N Engl J Med. 1997 Feb 27;336(9):597-604. doi: 10.1056/NEJM199702273360901.
Neonates with pulmonary hypertension have been treated with inhaled nitric oxide because of studies suggesting that it is a selective pulmonary vasodilator. We conducted a randomized, multicenter, controlled trial to determine whether inhaled nitric oxide would reduce mortality or the initiation of extracorporeal membrane oxygenation in infants with hypoxic respiratory failure.
Infants born after a gestation of > or =34 weeks who were 14 days old or less, had no structural heart disease, and required assisted ventilation and whose oxygenation index was 25 or higher on two measurements were eligible for the study. The infants were randomly assigned to receive nitric oxide at a concentration of 20 ppm or 100 percent oxygen (as a control). Infants whose partial pressure of arterial oxygen (PaO2) increased by 20 mm Hg or less after 30 minutes were studied for a response to 80-ppm nitric oxide or control gas.

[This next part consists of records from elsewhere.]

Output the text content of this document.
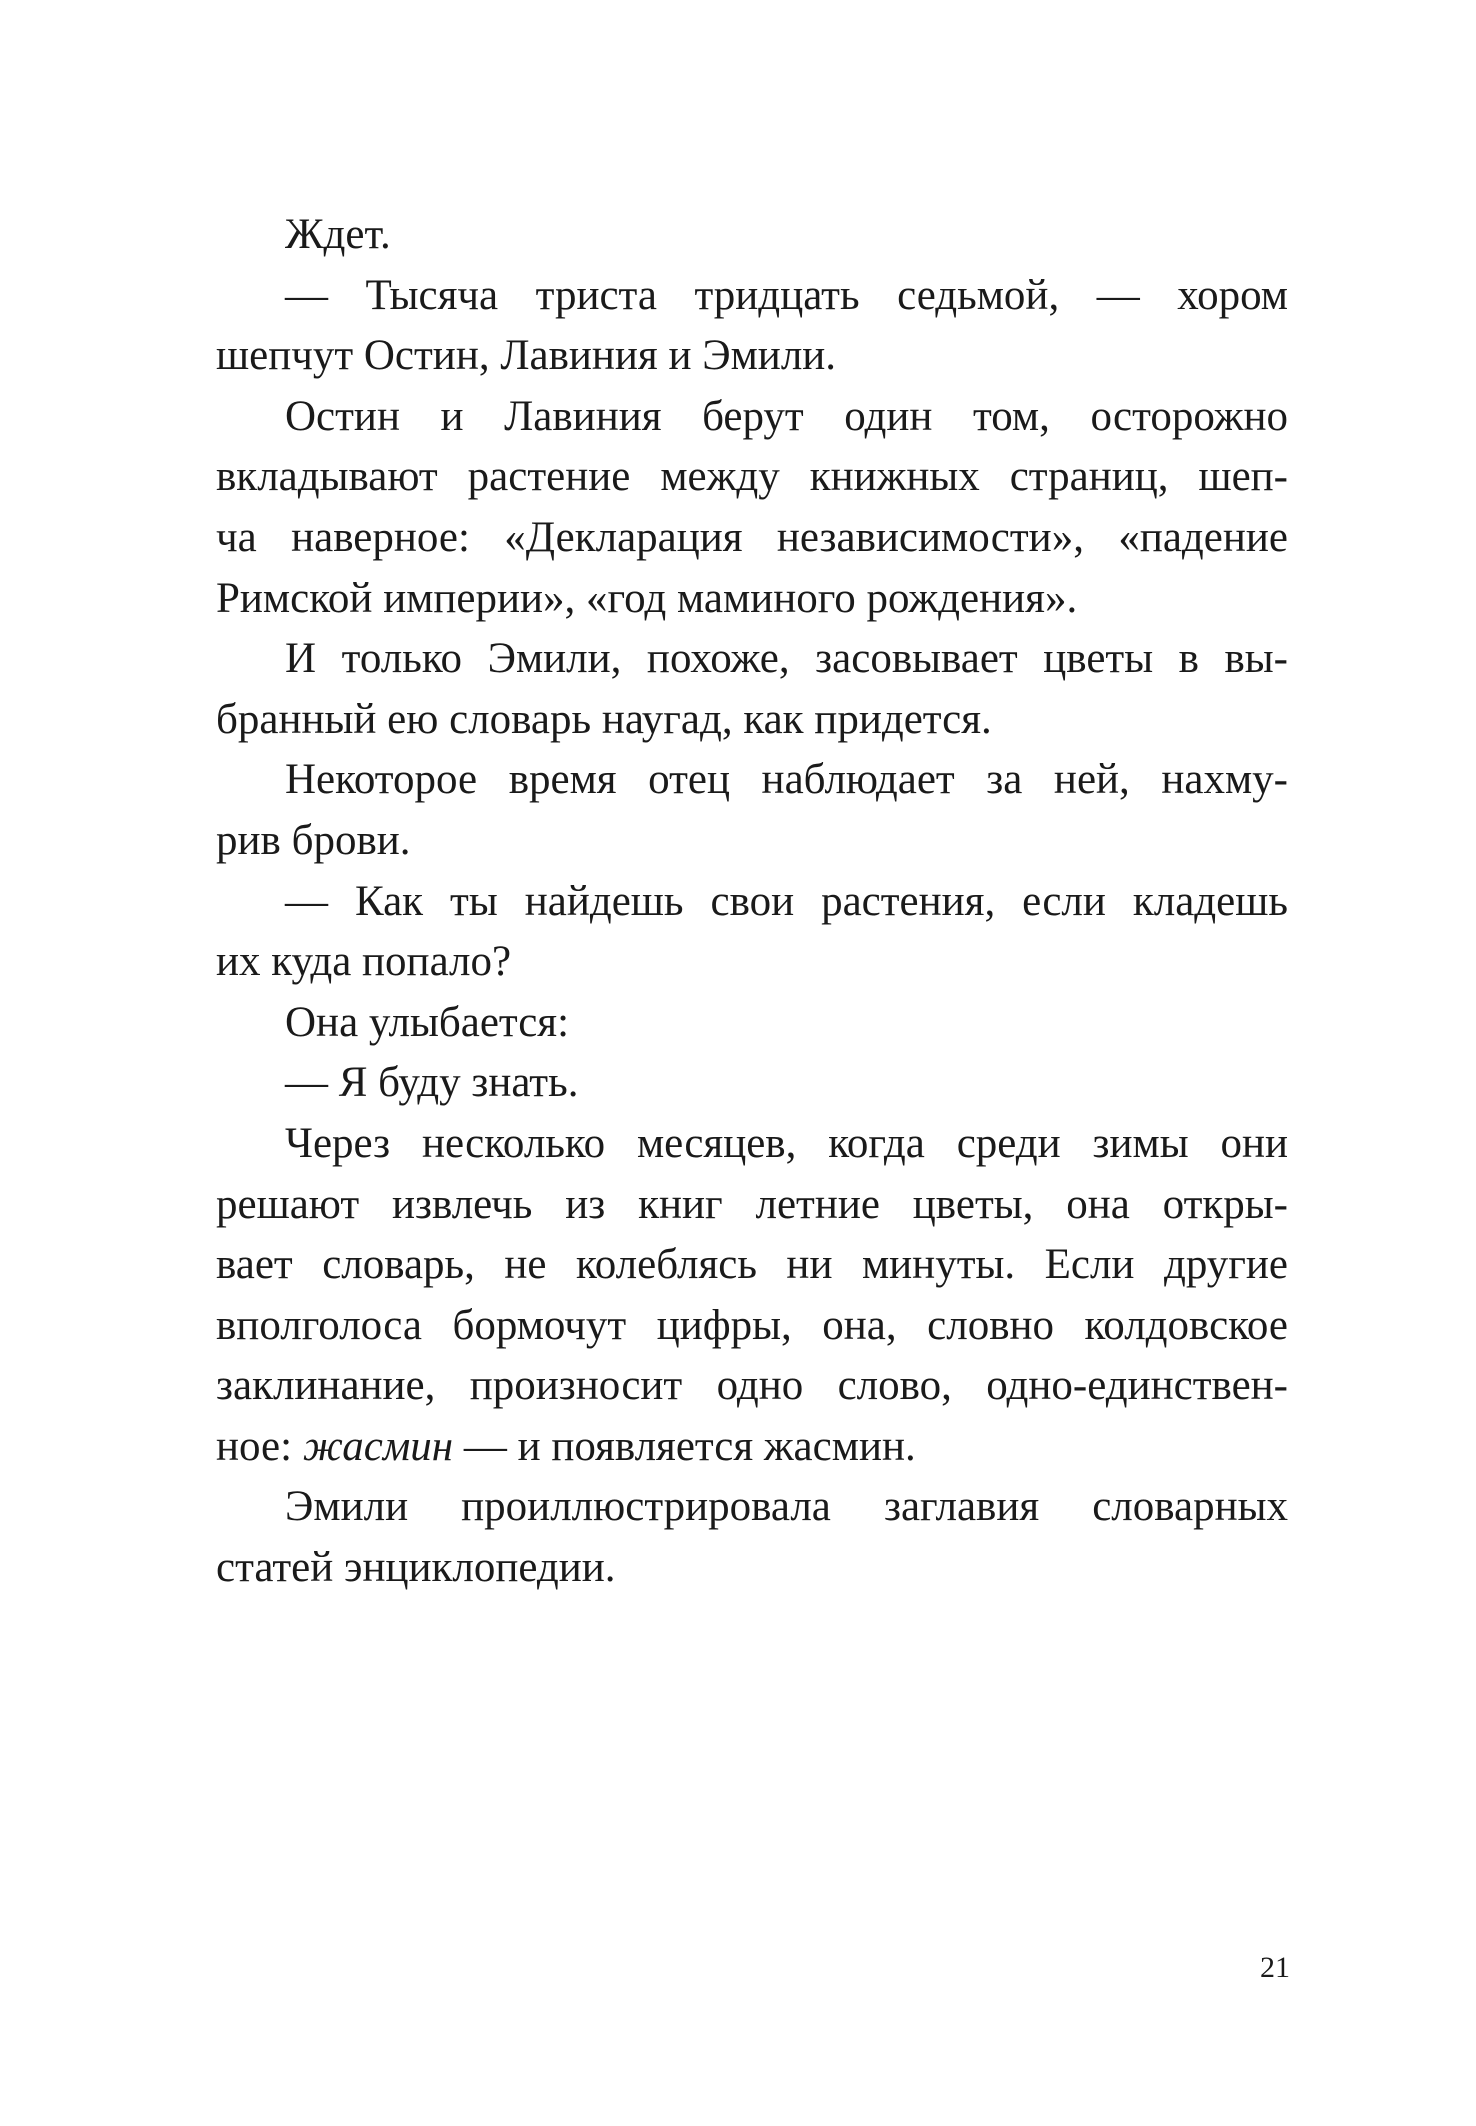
Ждет.
— Тысяча триста тридцать седьмой, — хором
шепчут Остин, Лавиния и Эмили.
Остин и Лавиния берут один том, осторожно
вкладывают растение между книжных страниц, шеп-
ча наверное: «Декларация независимости», «падение
Римской империи», «год маминого рождения».
И только Эмили, похоже, засовывает цветы в вы-
бранный ею словарь наугад, как придется.
Некоторое время отец наблюдает за ней, нахму-
рив брови.
— Как ты найдешь свои растения, если кладешь
их куда попало?
Она улыбается:
— Я буду знать.
Через несколько месяцев, когда среди зимы они
решают извлечь из книг летние цветы, она откры-
вает словарь, не колеблясь ни минуты. Если другие
вполголоса бормочут цифры, она, словно колдовское
заклинание, произносит одно слово, одно-единствен-
ное: жасмин — и появляется жасмин.
Эмили проиллюстрировала заглавия словарных
статей энциклопедии.
21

The 121 infants in the control group and the 114 in the nitric oxide group had similar base-line clinical characteristics. Sixty-four percent of the control group and 46 percent of the nitric oxide group died within 120 days or were treated with extracorporeal membrane oxygenation (P=0.006). Seventeen percent of the control group and 14 percent of the nitric oxide group died (P not significant), but significantly fewer in the nitric oxide group received extracorporeal membrane oxygenation (39 percent vs. 54 percent, P=0.014). The nitric oxide group had significantly greater improvement in PaO2 (increase, 58.2+/-85.2 mm Hg, vs. 9.7+/-51.7 mm Hg in the controls; P<0.001) and in the oxygenation index (a decrease of 14.1+/-21.1, vs. an increase of 0.8+/-21.1 in the controls; P<0.001). The study gas was not discontinued in any infant because of toxicity.
Nitric oxide therapy reduced the use of extracorporeal membrane oxygenation, but had no apparent effect on mortality in critically ill infants with hypoxic respiratory failure.
由于研究表明吸入一氧化氮是一种选择性肺血管扩张剂,患有肺动脉高压的新生儿一直采用吸入一氧化氮进行治疗。我们进行了一项随机、多中心、对照试验,以确定吸入一氧化氮是否会降低患有低氧性呼吸衰竭婴儿的死亡率或体外膜肺氧合的启用率。
孕周≥34周、年龄在14天及以下、无结构性心脏病、需要辅助通气且两次测量时氧合指数为25或更高的婴儿符合研究条件。婴儿被随机分配接受浓度为20 ppm的一氧化氮或100%氧气(作为对照)。30分钟后动脉血氧分压(PaO2)升高20 mmHg或更低的婴儿,研究其对80 ppm一氧化氮或对照气体的反应。
对照组的121名婴儿和一氧化氮组的114名婴儿具有相似的基线临床特征。对照组64%的婴儿和一氧化氮组46%的婴儿在120天内死亡或接受了体外膜肺氧合治疗(P = 0.006)。对照组17%的婴儿和一氧化氮组14%的婴儿死亡(P无统计学意义),但一氧化氮组接受体外膜肺氧合治疗的婴儿明显较少(39%对54%,P = 0.014)。一氧化氮组的PaO2改善明显更大(增加58.2±85.2 mmHg,而对照组为9.7±51.7 mmHg;P<0.001),氧合指数也明显改善(降低14.1±21.1,而对照组增加0.8±21.1;P<0.001)。没有任何婴儿因毒性而停止使用研究气体。
一氧化氮疗法减少了体外膜肺氧合的使用,但对患有低氧性呼吸衰竭的重症婴儿的死亡率没有明显影响。